Un chaos politique et sécuritaire

Feu à l’intérieur, feu aux frontières… Ce chaos bénéficiera-t-il électoralement à l’AKP ? « Très difficile à dire, estime l’universitaire Emre Erdogan (sans lien de parenté avec le président), fondateur à Istanbul de Infakto RW, une société d’études indépendante. Le HDP, qui se présente comme une victime, attirera de nouveaux électeurs, qui tiennent le gouvernement pour responsable des attentats. Mais, dans le même temps, l’AKP pourrait gagner des voix dans les milieux nationalistes et conservateurs, déjà très soupçonneux à l’égard des « puissances étrangères » [la Syrie] et de leurs « agents séparatistes » [le PKK]. »

Un sentiment que partage Samil Altan, membre du comité exécutif du HDP à Istanbul, qui s’exprime ici à titre personnel : « La division du pays est telle que ces événements pourraient aussi bien jouer en notre faveur qu’en notre défaveur, et pareillement pour l’AKP. »

Les sondages montrent à quel point le climat est devenu anxiogène. Alors qu’en mai la situation économique et l’emploi venaient en tête des préoccupations des Turcs (53 %) et que la menace terroriste et la paix n’étaient évoquées que par 14 % d’entre eux, cette proportion s’est inversée en septembre, avec respectivement 14 % et 72 %.

Compte tenu de la situation, les gens veulent la stabilité. Ceux qui avaient sanctionné l’AKP en juin ne le feront pas cette fois-ci, et nous pouvons regagner la majorité absolue, assure Kani Torun

Quant aux dernières projections pour le scrutin, elles donnent des résultats identiques à celui de juin. Kani Torun n’y croit pas une seconde : « Compte tenu de la situation, les gens veulent la stabilité. Ceux qui avaient sanctionné l’AKP en juin ne le feront pas cette fois-ci, et nous pouvons regagner la majorité absolue », assure-t-il en refusant « pour le moment » d’évoquer la possibilité d’une coalition.

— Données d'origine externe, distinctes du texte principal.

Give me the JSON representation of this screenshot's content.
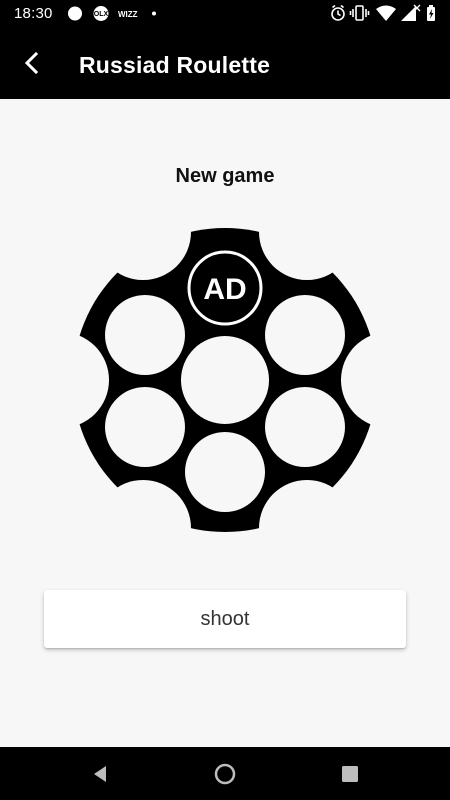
{
  "status_bar": {
    "time": "18:30",
    "left_icons": [
      "circle-notification-icon",
      "olx-app-icon",
      "wizz-app-icon",
      "dot-icon"
    ],
    "left_labels": {
      "olx": "OLX",
      "wizz": "WIZZ"
    },
    "right_icons": [
      "alarm-icon",
      "vibrate-icon",
      "wifi-icon",
      "signal-icon",
      "battery-charging-icon"
    ]
  },
  "app_bar": {
    "title": "Russiad Roulette",
    "back_icon": "chevron-left-icon"
  },
  "main": {
    "game_title": "New game",
    "cylinder": {
      "badge_text": "AD",
      "chambers": 6
    },
    "shoot_label": "shoot"
  },
  "nav_bar": {
    "items": [
      "back-triangle-icon",
      "home-circle-icon",
      "recents-square-icon"
    ]
  },
  "colors": {
    "bar_background": "#000000",
    "page_background": "#f7f7f7",
    "cylinder": "#000000",
    "button_background": "#ffffff"
  }
}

C’est pourtant cette perspective qui se profile. « Il est quasi certain que l’AKP en sera le parti clé, les estimations les plus pessimistes le créditant de 250 sièges [sur 550] », affirme Emre Erdogan, pour qui « aussi bien le MHP que le CHP pourraient participer à un gouvernement dominé par l’AKP, après avoir fait des compromis pour le bien de la nation ».

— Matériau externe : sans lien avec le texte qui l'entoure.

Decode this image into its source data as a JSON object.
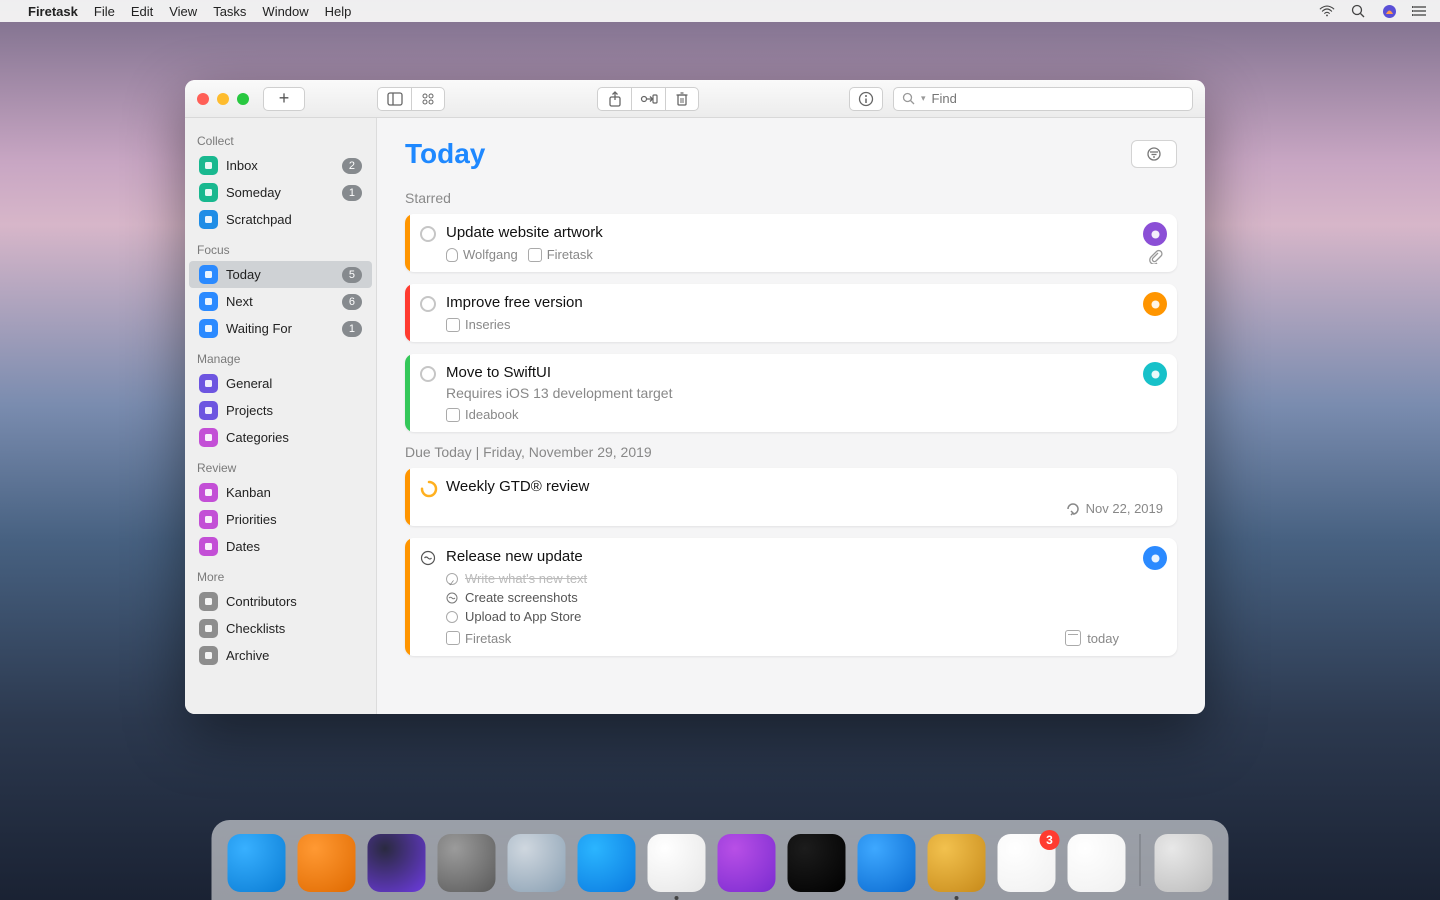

« L’engagement de l’AKP dans un conflit avec le PKK pourrait toutefois donner l’avantage à une coalition avec le MHP », ajoute-t-il. « D’ici à deux ans, il y aura probablement de nouvelles élections. En attendant, s’il veut rester au pouvoir, le président devra faire lui aussi des concessions, faute de quoi tout le système serait en danger et l’armée pourrait intervenir », résume Samil Altan.